Although she doesn't actually mention Brexit this is widely, and probably rightly, regarded as a not very coded message to our parliamentarians to bash each others heads together and come up with a viable deal.
As a dedicated Liberal who believes that our MPs should be elected by single transferable vote in multi-member constituencies, so leading almost inevitably to a balanced parliament with no single party with an over-all majority and therefore able to call all the shots, it follows that I must also be a believer in cross-party co-operation and, yes, compromise.
However, it has to be recognised that in some cases compromise can lead not to the best but the worst of all possible worlds. That seems to me to be the case in every possible permutation of Brexit.
One compromise with a good deal of support is the Norway Option. This would do the least damage to our economy becasue we would remain members of the single market and the customs union, so our advantageous trade position would be maintained. However, we should be required to observe all EU rules and regulations without any further say in making them, to respect the free movement of goods, services, capital and labour, remain subject to the rulings of the ECJ on which we should no longer be represented, and continue to pay a membership fee.
So this would square the circle: we should have left the EU, have retained al its economic advantages but remain subject to al its rules with no further part in making them
Compared with our present situation as members, this is simply foolishness. We gain nothing but lose a great deal - the worst of all worlds.
Mrs May's "Deal," which remains hemmed in by her "red lines" on which she appears unwilling to compromise, means that we shall leave both the single market and customs union but remain "aligned" to them. This means that, for the foreseeable future at least, we shall observe all EU trading rules unless and until some technological method as yet undiscovered is devised to enable the Irish border (our only land border with the EU) to be crossed without physical checks.
The advantage of this "alignment" is that we should be permitted to curtail the "four freedoms" (not least of labour - though we desperately need it) and make trade deals with the rest of the world, although there is as yet no sign of the promised queue of other economies desperate to make them.

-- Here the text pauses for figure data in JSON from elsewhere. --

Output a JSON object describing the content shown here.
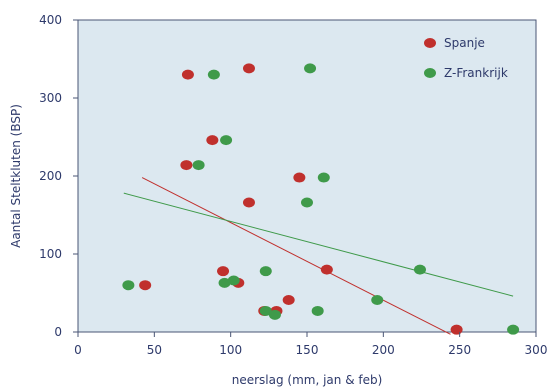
{
  "chart_data": {
    "type": "scatter",
    "title": "",
    "xlabel": "neerslag (mm, jan & feb)",
    "ylabel": "Aantal Steltkluten (BSP)",
    "xlim": [
      0,
      300
    ],
    "ylim": [
      0,
      400
    ],
    "xticks": [
      0,
      50,
      100,
      150,
      200,
      250,
      300
    ],
    "yticks": [
      0,
      100,
      200,
      300,
      400
    ],
    "grid": false,
    "legend_position": "top-right",
    "background_color": "#dce8f0",
    "series": [
      {
        "name": "Spanje",
        "color": "#c0302d",
        "points": [
          {
            "x": 44,
            "y": 60
          },
          {
            "x": 71,
            "y": 214
          },
          {
            "x": 72,
            "y": 330
          },
          {
            "x": 88,
            "y": 246
          },
          {
            "x": 95,
            "y": 78
          },
          {
            "x": 105,
            "y": 63
          },
          {
            "x": 112,
            "y": 338
          },
          {
            "x": 112,
            "y": 166
          },
          {
            "x": 122,
            "y": 27
          },
          {
            "x": 130,
            "y": 27
          },
          {
            "x": 138,
            "y": 41
          },
          {
            "x": 145,
            "y": 198
          },
          {
            "x": 163,
            "y": 80
          },
          {
            "x": 248,
            "y": 3
          }
        ],
        "trendline": {
          "x": [
            42,
            244
          ],
          "y": [
            198,
            -3
          ]
        }
      },
      {
        "name": "Z-Frankrijk",
        "color": "#3f9a4a",
        "points": [
          {
            "x": 33,
            "y": 60
          },
          {
            "x": 79,
            "y": 214
          },
          {
            "x": 89,
            "y": 330
          },
          {
            "x": 96,
            "y": 63
          },
          {
            "x": 97,
            "y": 246
          },
          {
            "x": 102,
            "y": 66
          },
          {
            "x": 123,
            "y": 78
          },
          {
            "x": 123,
            "y": 27
          },
          {
            "x": 129,
            "y": 22
          },
          {
            "x": 150,
            "y": 166
          },
          {
            "x": 152,
            "y": 338
          },
          {
            "x": 157,
            "y": 27
          },
          {
            "x": 161,
            "y": 198
          },
          {
            "x": 196,
            "y": 41
          },
          {
            "x": 224,
            "y": 80
          },
          {
            "x": 285,
            "y": 3
          }
        ],
        "trendline": {
          "x": [
            30,
            285
          ],
          "y": [
            178,
            46
          ]
        }
      }
    ]
  }
}
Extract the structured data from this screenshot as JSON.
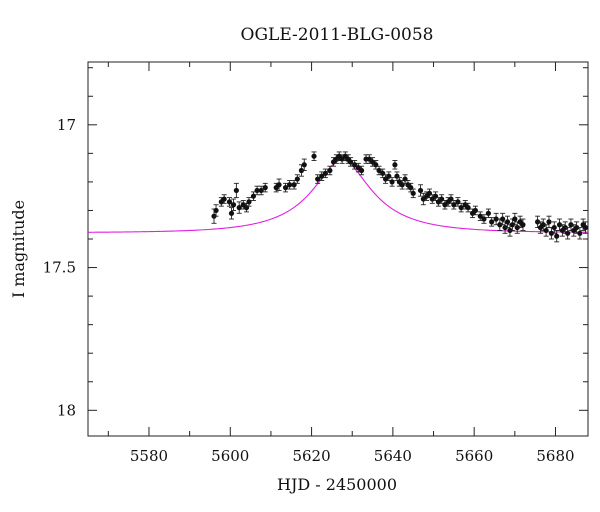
{
  "chart_data": {
    "type": "scatter",
    "title": "OGLE-2011-BLG-0058",
    "xlabel": "HJD - 2450000",
    "ylabel": "I magnitude",
    "xlim": [
      5565,
      5688
    ],
    "ylim": [
      18.09,
      16.78
    ],
    "y_inverted": true,
    "grid": false,
    "x_major_ticks": [
      5580,
      5600,
      5620,
      5640,
      5660,
      5680
    ],
    "x_tick_labels": [
      "5580",
      "5600",
      "5620",
      "5640",
      "5660",
      "5680"
    ],
    "y_major_ticks": [
      17,
      17.5,
      18
    ],
    "y_tick_labels": [
      "17",
      "17.5",
      "18"
    ],
    "model_color": "#e020e0",
    "point_color": "#111111",
    "model": {
      "t0": 5627.5,
      "baseline_mag": 17.378,
      "peak_mag": 17.123,
      "u0": 0.4,
      "tE": 18.0
    },
    "series": [
      {
        "marker": "dot-with-errorbar",
        "points": [
          [
            5596.0,
            17.32,
            0.025
          ],
          [
            5596.5,
            17.3,
            0.02
          ],
          [
            5597.8,
            17.27,
            0.015
          ],
          [
            5598.5,
            17.26,
            0.015
          ],
          [
            5599.8,
            17.27,
            0.015
          ],
          [
            5600.3,
            17.31,
            0.02
          ],
          [
            5600.8,
            17.28,
            0.02
          ],
          [
            5601.5,
            17.23,
            0.025
          ],
          [
            5602.2,
            17.29,
            0.02
          ],
          [
            5603.2,
            17.28,
            0.015
          ],
          [
            5604.0,
            17.29,
            0.015
          ],
          [
            5604.6,
            17.27,
            0.015
          ],
          [
            5605.7,
            17.25,
            0.015
          ],
          [
            5606.6,
            17.23,
            0.015
          ],
          [
            5607.6,
            17.23,
            0.015
          ],
          [
            5608.6,
            17.22,
            0.015
          ],
          [
            5611.3,
            17.22,
            0.015
          ],
          [
            5612.0,
            17.21,
            0.02
          ],
          [
            5613.6,
            17.22,
            0.015
          ],
          [
            5614.6,
            17.21,
            0.015
          ],
          [
            5615.7,
            17.21,
            0.015
          ],
          [
            5616.5,
            17.19,
            0.015
          ],
          [
            5617.5,
            17.16,
            0.02
          ],
          [
            5618.2,
            17.14,
            0.02
          ],
          [
            5620.6,
            17.11,
            0.015
          ],
          [
            5621.5,
            17.19,
            0.015
          ],
          [
            5622.5,
            17.18,
            0.015
          ],
          [
            5623.4,
            17.17,
            0.015
          ],
          [
            5624.5,
            17.16,
            0.015
          ],
          [
            5625.4,
            17.13,
            0.015
          ],
          [
            5626.1,
            17.12,
            0.015
          ],
          [
            5626.8,
            17.11,
            0.015
          ],
          [
            5627.5,
            17.12,
            0.015
          ],
          [
            5628.3,
            17.11,
            0.015
          ],
          [
            5629.0,
            17.12,
            0.015
          ],
          [
            5629.6,
            17.13,
            0.015
          ],
          [
            5630.6,
            17.14,
            0.015
          ],
          [
            5631.5,
            17.15,
            0.015
          ],
          [
            5632.3,
            17.16,
            0.015
          ],
          [
            5633.4,
            17.12,
            0.015
          ],
          [
            5634.2,
            17.12,
            0.015
          ],
          [
            5635.0,
            17.13,
            0.015
          ],
          [
            5635.8,
            17.14,
            0.015
          ],
          [
            5636.6,
            17.16,
            0.015
          ],
          [
            5637.5,
            17.17,
            0.015
          ],
          [
            5638.2,
            17.19,
            0.015
          ],
          [
            5639.0,
            17.18,
            0.015
          ],
          [
            5639.8,
            17.2,
            0.015
          ],
          [
            5640.5,
            17.14,
            0.015
          ],
          [
            5641.0,
            17.18,
            0.015
          ],
          [
            5641.6,
            17.2,
            0.015
          ],
          [
            5642.3,
            17.21,
            0.015
          ],
          [
            5643.0,
            17.19,
            0.015
          ],
          [
            5643.7,
            17.21,
            0.015
          ],
          [
            5644.4,
            17.22,
            0.015
          ],
          [
            5645.0,
            17.24,
            0.015
          ],
          [
            5646.8,
            17.23,
            0.02
          ],
          [
            5647.5,
            17.26,
            0.02
          ],
          [
            5648.3,
            17.25,
            0.015
          ],
          [
            5649.0,
            17.24,
            0.015
          ],
          [
            5649.7,
            17.26,
            0.015
          ],
          [
            5650.5,
            17.25,
            0.015
          ],
          [
            5651.2,
            17.27,
            0.015
          ],
          [
            5652.0,
            17.26,
            0.015
          ],
          [
            5652.8,
            17.28,
            0.015
          ],
          [
            5653.6,
            17.27,
            0.015
          ],
          [
            5654.3,
            17.26,
            0.015
          ],
          [
            5655.0,
            17.28,
            0.015
          ],
          [
            5656.0,
            17.27,
            0.015
          ],
          [
            5656.8,
            17.29,
            0.015
          ],
          [
            5657.8,
            17.28,
            0.015
          ],
          [
            5658.5,
            17.29,
            0.015
          ],
          [
            5659.6,
            17.31,
            0.015
          ],
          [
            5660.3,
            17.3,
            0.015
          ],
          [
            5661.5,
            17.32,
            0.015
          ],
          [
            5662.4,
            17.33,
            0.015
          ],
          [
            5663.5,
            17.31,
            0.015
          ],
          [
            5664.3,
            17.34,
            0.015
          ],
          [
            5665.4,
            17.33,
            0.02
          ],
          [
            5666.3,
            17.35,
            0.02
          ],
          [
            5667.0,
            17.33,
            0.02
          ],
          [
            5667.6,
            17.36,
            0.02
          ],
          [
            5668.2,
            17.34,
            0.02
          ],
          [
            5668.8,
            17.37,
            0.02
          ],
          [
            5669.4,
            17.35,
            0.02
          ],
          [
            5670.0,
            17.33,
            0.02
          ],
          [
            5670.6,
            17.36,
            0.02
          ],
          [
            5671.3,
            17.34,
            0.02
          ],
          [
            5672.0,
            17.35,
            0.02
          ],
          [
            5675.6,
            17.34,
            0.02
          ],
          [
            5676.3,
            17.36,
            0.02
          ],
          [
            5677.0,
            17.35,
            0.02
          ],
          [
            5677.7,
            17.37,
            0.02
          ],
          [
            5678.4,
            17.34,
            0.02
          ],
          [
            5679.0,
            17.38,
            0.02
          ],
          [
            5679.7,
            17.36,
            0.02
          ],
          [
            5680.3,
            17.39,
            0.02
          ],
          [
            5681.0,
            17.35,
            0.02
          ],
          [
            5681.7,
            17.37,
            0.02
          ],
          [
            5682.4,
            17.36,
            0.02
          ],
          [
            5683.0,
            17.38,
            0.02
          ],
          [
            5683.8,
            17.35,
            0.02
          ],
          [
            5684.5,
            17.37,
            0.02
          ],
          [
            5685.2,
            17.36,
            0.02
          ],
          [
            5686.0,
            17.38,
            0.02
          ],
          [
            5686.8,
            17.35,
            0.02
          ],
          [
            5687.4,
            17.36,
            0.02
          ]
        ]
      }
    ]
  }
}
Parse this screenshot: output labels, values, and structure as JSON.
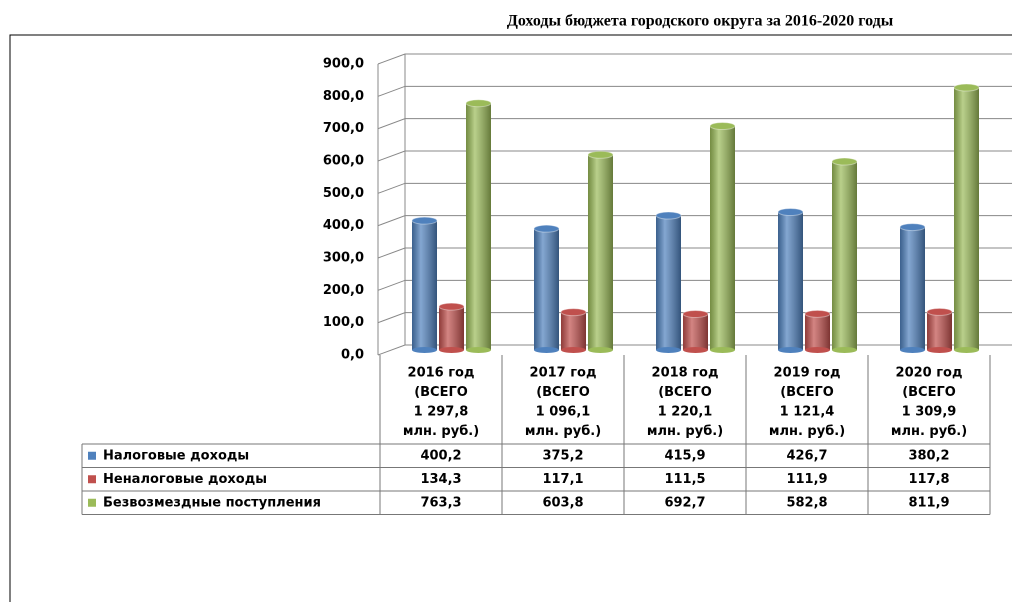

This option requires us to take a great deal of optimistic speculation on trust.
In actual fact those of us who would like to see Britain as a fully-participating and enthusiastic member of the EU have already compromised.
We have opted out to the Schengen Area, within which passports and border checks are no longer required for people crossing frontiers, we have opted out of Monetary Union (the Euro) and are not required to join it (as would be any new countries joining the EU.) David Cameron even managed to negotiate us out of our commitment to "ever closer union": something to which we signed up when we originally joined in 1972.
In other words, those of us who believe that Britain should be at the very heart of Europe have already compromised and allowed us to be pushed gradually to the periphery - the slow lane.
Sadly, as both John Major and David Cameron have discovered, for every concession made the fanatical Brexiteers want more. They will not be satisfied unless and until every one of our ties with the EU is broken, regardless of the harm done to our political standing, our economy and our culture.
So sadly, Your Majesty,"thanks but no-thanks." I cannot see further compromise by we remainers to be sensible or in any way advantageous.